Il valore di etica e morale nelle scienze umanistiche

Intervista a Gabriella Alfieri, presidente della Fondazione Verga, che nei giorni scorsi ha ricevuto il premio speciale "Non omnia possumus omnes" Nicola Zingarelli

Alessandro Di Costa

Gabriella Alfieri, docente di Linguistica italiana all’Università di Catania, presidente della Fondazione Verga e accademica della Crusca, ha ricevuto il premio speciale Non omnia possumus omnes nel corso della XV edizione del Premio letterario Nicola Zingarelli, che si è tenuta a Cerignola nei giorni scorsi. Proprio al filologo e linguista italiano, nato a Cerignola nel 1860, si deve uno dei più autorevoli dizionari della lingua italiana. Un progetto al quale lavoro a partire dal 1912, curandone le pubblicazioni dal 1917 al 1935, anno della sua morte.

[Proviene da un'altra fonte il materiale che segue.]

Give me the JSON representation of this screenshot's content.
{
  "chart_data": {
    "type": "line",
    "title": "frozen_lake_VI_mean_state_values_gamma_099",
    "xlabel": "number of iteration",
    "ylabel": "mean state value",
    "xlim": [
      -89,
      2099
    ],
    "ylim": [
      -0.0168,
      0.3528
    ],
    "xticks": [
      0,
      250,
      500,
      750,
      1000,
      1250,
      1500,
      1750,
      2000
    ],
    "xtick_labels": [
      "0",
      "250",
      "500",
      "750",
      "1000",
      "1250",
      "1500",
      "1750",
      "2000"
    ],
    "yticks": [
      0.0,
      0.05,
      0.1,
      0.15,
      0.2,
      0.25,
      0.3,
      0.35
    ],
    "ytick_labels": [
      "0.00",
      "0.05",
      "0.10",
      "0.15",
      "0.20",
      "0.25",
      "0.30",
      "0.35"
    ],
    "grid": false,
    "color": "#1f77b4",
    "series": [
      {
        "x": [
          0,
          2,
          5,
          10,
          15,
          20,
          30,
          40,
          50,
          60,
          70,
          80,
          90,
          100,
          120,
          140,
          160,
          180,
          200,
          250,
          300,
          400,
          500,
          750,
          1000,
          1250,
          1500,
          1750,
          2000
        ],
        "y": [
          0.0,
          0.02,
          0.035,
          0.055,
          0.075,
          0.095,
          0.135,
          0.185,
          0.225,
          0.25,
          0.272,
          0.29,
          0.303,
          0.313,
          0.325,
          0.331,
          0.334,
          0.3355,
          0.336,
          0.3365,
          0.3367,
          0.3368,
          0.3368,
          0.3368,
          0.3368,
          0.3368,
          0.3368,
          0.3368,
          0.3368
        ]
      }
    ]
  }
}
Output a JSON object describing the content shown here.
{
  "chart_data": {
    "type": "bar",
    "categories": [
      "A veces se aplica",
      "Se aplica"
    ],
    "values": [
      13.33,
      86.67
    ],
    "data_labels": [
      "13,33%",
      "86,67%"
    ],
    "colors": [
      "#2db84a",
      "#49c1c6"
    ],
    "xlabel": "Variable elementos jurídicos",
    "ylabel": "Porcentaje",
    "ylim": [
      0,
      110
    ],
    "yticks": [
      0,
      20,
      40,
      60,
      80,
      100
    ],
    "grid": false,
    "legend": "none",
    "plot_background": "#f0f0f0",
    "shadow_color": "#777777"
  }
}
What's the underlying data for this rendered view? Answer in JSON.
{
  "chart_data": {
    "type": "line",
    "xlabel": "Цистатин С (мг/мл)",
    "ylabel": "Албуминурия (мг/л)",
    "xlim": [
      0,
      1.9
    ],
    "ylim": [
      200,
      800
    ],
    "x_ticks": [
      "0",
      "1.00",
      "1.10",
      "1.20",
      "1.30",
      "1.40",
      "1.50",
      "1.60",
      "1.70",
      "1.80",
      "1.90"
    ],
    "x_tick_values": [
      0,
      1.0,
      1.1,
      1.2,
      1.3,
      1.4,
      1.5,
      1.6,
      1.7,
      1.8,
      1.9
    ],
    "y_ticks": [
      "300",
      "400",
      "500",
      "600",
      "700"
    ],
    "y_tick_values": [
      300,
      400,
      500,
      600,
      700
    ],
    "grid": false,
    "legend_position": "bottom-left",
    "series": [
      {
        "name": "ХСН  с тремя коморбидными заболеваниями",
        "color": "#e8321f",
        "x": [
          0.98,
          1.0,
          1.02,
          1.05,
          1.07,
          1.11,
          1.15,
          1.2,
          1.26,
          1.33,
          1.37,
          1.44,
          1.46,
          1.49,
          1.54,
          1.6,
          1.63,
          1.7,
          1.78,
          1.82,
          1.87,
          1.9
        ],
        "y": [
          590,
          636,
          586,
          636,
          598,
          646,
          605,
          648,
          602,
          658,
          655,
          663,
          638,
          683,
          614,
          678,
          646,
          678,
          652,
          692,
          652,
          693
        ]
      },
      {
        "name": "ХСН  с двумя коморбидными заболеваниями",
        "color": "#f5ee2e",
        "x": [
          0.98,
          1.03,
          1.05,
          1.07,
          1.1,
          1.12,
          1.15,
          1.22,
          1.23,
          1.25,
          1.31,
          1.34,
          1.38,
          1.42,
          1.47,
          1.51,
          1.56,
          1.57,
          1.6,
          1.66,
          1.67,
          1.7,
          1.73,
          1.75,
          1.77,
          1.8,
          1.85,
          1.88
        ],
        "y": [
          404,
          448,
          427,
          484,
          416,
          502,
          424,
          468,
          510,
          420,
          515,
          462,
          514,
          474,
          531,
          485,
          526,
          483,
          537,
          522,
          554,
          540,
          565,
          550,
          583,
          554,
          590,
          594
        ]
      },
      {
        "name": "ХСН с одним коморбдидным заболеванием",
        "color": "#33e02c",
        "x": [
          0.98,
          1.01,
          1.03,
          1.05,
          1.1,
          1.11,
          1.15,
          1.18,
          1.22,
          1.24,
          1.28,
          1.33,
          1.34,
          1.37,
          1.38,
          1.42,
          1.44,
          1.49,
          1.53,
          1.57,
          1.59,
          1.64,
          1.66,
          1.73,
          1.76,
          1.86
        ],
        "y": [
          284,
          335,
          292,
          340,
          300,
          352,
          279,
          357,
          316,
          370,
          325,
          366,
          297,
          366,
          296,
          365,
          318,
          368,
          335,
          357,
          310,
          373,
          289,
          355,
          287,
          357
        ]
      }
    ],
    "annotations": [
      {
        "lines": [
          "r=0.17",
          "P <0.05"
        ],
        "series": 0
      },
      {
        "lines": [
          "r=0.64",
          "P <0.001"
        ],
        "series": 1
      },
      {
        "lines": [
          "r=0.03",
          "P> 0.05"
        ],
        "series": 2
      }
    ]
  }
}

Alessandro Di Costa l’ha incontrata per una conversazione sui principi fondamentali nell’insegnamento e nella ricerca linguistica, tra risultati raggiunti e prospettive future.

Il direttivo del Premio Letterario Nazionale Nicola Zingarelli le ha conferito il premio speciale riservato a personalità che si sono distinte per il forte impegno morale ed educativo. Questo prestigioso riconoscimento dà ulteriore lustro al nostro ateneo. Quanto è importante per Lei?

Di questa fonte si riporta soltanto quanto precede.